The survey also revealed that family businesses are increasingly open to embracing disruptive technologies in an attempt to further the success of their business.
Bill Noye, head of KPMG Australia’s family business practice, noted that this focus on innovation, diversity and entrepreneurship keeps family businesses “abreast of the times”.
“Embracing disruptive technologies and keeping up with rapid change, together with entrepreneurship, the willingness to take risks, delegate authority and proactively seek new ideas and opportunities are all important attributes for developing a sustainable competitive advantage which technology can help to harness,” Mr Noye said.
While more than half of respondents reported that technological change was creating a positive impact on their business, 20 per cent indicated that technology has also increased the costs involved in business operations, as well as increasing competition.

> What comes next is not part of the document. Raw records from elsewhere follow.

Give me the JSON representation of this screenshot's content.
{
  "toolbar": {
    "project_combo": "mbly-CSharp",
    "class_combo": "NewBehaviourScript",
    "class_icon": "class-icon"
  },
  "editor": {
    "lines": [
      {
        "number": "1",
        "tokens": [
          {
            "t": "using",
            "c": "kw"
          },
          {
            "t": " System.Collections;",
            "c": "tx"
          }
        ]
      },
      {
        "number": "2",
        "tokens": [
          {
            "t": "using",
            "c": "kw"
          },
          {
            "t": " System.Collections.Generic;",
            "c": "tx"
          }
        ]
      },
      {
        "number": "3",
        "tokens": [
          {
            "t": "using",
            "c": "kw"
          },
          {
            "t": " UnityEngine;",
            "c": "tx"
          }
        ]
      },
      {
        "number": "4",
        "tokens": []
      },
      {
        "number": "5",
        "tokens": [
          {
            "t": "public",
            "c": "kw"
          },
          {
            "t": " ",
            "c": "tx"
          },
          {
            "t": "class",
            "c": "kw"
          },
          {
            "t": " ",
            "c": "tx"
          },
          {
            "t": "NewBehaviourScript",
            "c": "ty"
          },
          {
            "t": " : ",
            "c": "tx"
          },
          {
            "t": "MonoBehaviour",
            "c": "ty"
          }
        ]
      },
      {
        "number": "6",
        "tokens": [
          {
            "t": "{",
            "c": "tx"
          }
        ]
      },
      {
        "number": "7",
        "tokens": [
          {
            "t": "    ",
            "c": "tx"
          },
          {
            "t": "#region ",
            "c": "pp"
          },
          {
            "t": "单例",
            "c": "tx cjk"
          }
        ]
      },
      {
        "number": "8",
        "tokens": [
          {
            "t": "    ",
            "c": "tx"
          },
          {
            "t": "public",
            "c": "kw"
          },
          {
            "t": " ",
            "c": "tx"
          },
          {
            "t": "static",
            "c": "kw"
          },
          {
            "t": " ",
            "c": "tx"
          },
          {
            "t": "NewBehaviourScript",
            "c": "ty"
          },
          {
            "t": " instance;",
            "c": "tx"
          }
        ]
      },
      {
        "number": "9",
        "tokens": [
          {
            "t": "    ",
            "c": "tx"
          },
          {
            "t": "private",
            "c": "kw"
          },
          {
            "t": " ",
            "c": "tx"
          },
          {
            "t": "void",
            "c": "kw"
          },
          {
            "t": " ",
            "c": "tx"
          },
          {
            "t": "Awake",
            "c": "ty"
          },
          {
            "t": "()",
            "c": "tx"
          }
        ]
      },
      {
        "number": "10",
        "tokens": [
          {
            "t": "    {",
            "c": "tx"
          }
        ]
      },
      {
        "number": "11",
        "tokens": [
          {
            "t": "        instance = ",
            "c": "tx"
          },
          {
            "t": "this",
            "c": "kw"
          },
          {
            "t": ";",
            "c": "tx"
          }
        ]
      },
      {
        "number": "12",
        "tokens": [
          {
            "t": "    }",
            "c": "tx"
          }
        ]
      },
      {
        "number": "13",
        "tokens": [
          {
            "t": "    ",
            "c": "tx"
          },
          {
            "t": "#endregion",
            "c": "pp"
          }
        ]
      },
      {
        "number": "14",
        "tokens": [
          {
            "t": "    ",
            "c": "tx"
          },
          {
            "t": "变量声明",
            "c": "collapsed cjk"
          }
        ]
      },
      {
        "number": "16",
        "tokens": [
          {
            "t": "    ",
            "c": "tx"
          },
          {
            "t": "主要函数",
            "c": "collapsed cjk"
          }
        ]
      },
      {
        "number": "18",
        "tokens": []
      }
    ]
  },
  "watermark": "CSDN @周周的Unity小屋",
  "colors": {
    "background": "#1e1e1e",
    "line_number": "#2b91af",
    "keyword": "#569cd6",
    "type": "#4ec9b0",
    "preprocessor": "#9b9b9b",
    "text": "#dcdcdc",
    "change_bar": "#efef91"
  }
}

Contrasted with the 2013 research, a focus on product and service quality proved to be the top business objective for family business, while sales growth has overtaken productivity in terms of a major priority.
The survey also outlined some key characteristics of “high performing family businesses”. Companies that maintain an entrepreneurial culture and diversity amongst the leadership team, coupled with a CEO who is between 51-60, are better placed for success, it noted.